The Digital Economy Bill , what's yours is ours

So you're walking down the street minding your own, while blanking out the majority of the advertisements which cover any free flat surface, when out of the corner you see an image that looks very familiar. You do a double take, then stop and realise that the image being used is one of you’re personal photo’s that you posted on your blog/bookface for you’re friends to see and here it is up on the side of a building.

What do you do?


Well, as it stands you can dispute the misuse of copyright in the small claims court and as long as you can prove ownership, you’re probably quite likely to get a positive result as seen here.
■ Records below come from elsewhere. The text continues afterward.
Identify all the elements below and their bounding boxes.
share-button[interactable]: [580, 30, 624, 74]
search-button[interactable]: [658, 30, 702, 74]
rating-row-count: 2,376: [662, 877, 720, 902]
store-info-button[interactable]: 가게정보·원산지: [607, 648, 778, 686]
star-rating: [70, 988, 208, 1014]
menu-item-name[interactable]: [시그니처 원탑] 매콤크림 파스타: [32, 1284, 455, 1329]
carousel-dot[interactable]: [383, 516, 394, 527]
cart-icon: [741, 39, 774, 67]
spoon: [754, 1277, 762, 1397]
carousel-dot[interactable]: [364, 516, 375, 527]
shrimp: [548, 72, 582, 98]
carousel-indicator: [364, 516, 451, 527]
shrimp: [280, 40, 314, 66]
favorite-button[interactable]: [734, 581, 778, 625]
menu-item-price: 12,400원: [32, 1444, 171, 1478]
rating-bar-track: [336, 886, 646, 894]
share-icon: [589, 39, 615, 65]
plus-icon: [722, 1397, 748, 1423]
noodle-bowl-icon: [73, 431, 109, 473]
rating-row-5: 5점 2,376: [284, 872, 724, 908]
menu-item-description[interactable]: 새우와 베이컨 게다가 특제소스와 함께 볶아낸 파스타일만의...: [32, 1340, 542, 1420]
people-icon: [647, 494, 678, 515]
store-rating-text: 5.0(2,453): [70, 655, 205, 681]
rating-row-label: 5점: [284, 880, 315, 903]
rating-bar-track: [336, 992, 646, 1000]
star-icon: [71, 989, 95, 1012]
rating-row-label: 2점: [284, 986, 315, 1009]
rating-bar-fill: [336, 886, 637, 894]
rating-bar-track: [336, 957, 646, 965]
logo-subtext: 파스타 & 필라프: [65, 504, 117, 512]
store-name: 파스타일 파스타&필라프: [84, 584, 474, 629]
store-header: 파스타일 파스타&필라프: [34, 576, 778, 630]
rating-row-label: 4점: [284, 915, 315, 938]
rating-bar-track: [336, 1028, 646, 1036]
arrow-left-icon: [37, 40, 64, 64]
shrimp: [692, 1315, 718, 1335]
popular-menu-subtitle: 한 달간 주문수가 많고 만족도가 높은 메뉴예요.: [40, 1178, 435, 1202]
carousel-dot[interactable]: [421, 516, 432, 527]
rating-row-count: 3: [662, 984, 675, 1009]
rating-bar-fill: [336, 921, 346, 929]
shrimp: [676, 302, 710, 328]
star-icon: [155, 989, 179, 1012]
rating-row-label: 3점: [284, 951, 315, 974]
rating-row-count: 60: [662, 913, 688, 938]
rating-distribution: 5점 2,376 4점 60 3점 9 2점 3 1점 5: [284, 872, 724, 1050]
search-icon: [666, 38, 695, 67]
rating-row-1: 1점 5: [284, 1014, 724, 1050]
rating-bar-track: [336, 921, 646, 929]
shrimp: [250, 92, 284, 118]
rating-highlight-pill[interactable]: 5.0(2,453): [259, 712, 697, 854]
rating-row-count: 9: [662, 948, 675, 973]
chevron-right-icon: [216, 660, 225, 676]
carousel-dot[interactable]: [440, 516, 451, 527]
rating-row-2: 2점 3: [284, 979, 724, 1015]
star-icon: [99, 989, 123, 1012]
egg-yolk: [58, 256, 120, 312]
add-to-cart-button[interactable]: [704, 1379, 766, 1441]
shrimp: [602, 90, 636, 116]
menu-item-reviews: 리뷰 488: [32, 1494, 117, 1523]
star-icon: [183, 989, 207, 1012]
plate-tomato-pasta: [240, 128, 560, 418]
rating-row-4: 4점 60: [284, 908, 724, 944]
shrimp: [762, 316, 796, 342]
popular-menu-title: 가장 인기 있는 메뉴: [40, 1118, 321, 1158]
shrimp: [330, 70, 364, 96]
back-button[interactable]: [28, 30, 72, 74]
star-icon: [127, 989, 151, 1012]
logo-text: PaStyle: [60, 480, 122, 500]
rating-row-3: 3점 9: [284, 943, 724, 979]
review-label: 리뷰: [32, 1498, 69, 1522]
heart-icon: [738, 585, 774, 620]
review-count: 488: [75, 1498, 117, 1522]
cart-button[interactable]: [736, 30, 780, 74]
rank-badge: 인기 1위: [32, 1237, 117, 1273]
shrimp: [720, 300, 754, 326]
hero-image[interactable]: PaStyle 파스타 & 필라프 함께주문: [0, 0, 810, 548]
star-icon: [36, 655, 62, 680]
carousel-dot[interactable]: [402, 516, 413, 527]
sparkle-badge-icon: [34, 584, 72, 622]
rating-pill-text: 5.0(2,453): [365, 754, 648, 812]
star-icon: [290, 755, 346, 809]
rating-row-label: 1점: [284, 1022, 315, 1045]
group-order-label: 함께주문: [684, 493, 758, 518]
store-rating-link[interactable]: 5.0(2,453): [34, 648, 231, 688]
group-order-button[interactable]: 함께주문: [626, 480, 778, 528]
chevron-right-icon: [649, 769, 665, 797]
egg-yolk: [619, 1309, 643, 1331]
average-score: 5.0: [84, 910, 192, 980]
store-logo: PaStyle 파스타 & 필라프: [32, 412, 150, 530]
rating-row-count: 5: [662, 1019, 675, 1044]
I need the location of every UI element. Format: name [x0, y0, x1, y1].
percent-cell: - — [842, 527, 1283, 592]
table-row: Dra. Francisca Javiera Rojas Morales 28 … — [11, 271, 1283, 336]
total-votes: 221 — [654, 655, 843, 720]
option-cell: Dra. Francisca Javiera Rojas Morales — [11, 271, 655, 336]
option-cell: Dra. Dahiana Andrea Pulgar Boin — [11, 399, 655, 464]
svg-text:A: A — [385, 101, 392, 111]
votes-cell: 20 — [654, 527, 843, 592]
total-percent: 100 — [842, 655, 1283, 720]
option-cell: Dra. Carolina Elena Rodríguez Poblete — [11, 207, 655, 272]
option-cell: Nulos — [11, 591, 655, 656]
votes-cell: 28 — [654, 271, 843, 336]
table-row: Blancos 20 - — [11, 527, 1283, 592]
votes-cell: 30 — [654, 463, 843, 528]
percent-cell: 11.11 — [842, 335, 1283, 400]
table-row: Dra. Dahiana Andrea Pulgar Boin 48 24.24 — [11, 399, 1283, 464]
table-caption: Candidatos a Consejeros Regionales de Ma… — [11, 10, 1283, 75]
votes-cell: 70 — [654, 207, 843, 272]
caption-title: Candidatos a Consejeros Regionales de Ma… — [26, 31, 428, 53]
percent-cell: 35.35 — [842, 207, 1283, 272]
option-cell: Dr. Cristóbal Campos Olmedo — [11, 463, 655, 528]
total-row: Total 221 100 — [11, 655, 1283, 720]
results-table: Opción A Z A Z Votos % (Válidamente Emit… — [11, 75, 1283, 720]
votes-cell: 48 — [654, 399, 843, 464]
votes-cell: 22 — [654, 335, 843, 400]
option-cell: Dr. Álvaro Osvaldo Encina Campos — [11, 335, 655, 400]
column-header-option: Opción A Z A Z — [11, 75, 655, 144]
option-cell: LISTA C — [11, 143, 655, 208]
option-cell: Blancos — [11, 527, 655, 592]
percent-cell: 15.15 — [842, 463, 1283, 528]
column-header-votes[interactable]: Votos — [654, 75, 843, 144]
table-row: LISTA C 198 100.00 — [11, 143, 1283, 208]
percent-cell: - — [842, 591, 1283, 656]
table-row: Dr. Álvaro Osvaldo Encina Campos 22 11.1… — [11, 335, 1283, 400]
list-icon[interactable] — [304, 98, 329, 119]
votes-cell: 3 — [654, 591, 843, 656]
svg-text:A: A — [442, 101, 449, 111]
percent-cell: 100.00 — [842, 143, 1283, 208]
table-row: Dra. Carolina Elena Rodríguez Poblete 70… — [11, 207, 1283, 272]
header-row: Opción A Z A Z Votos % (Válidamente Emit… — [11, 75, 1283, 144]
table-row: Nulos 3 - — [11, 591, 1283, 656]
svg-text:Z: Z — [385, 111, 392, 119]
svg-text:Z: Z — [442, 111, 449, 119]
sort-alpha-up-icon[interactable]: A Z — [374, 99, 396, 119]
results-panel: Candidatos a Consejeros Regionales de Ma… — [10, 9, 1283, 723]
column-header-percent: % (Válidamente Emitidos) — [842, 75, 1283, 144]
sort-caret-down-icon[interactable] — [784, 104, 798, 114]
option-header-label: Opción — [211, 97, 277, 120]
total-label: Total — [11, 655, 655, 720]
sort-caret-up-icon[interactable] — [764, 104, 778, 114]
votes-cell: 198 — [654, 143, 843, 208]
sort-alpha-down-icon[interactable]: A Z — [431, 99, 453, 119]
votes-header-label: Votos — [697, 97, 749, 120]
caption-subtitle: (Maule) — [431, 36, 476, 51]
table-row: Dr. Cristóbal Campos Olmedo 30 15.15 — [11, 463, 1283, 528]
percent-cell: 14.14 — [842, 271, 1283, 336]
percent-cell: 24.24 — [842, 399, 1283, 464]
However, getting recompense in the future might be a bit more difficult under new plans in the Digital Economy Bill. A well written article can be read here, however as I understand it after being "lucky" enough to see the misuse of you’re image, you’ll have to prove it's yours. The company that used it can claim that it is an orphan (one which had no identifiable data embedded) so how were they to know it was not free to use. You will then go through a, presumably, lengthy claims process where instead of getting to keep all the proceeds, you’ll settle for a percentage of it split with the government and whatever agency that is being created to deal with this sort of thing.

This seems so ridiculous on so many levels, least of all because the internet is not subdivided by country. Does this mean that abusing British images will be fine but others can’t be used or that the United Kingdom will become home to an orphan image making industry?

Could you imagine this happening to any other digital media industry? The photography industry, just like the music/films/software industry, is losing out to the data sharing that the internet enables but somehow is getting less protection from digital theft, probably because unlike the music industry, the photographic one is largely unrepresented in the public eye.

It seems professional photographers have more to lose from this bill, which is probably true, but amateurs are more likely to be abused, as most don’t think to watermark their images, won’t be looking for their unauthorised use and will be altogether easier targets. As far as I can see if this goes through, which I unfortunately don’t doubt, we can look forward to your family photo’s being used to advertise a Czech grocery stores, and photo’s of you’re son being used for articles that you’d rather not be associated with.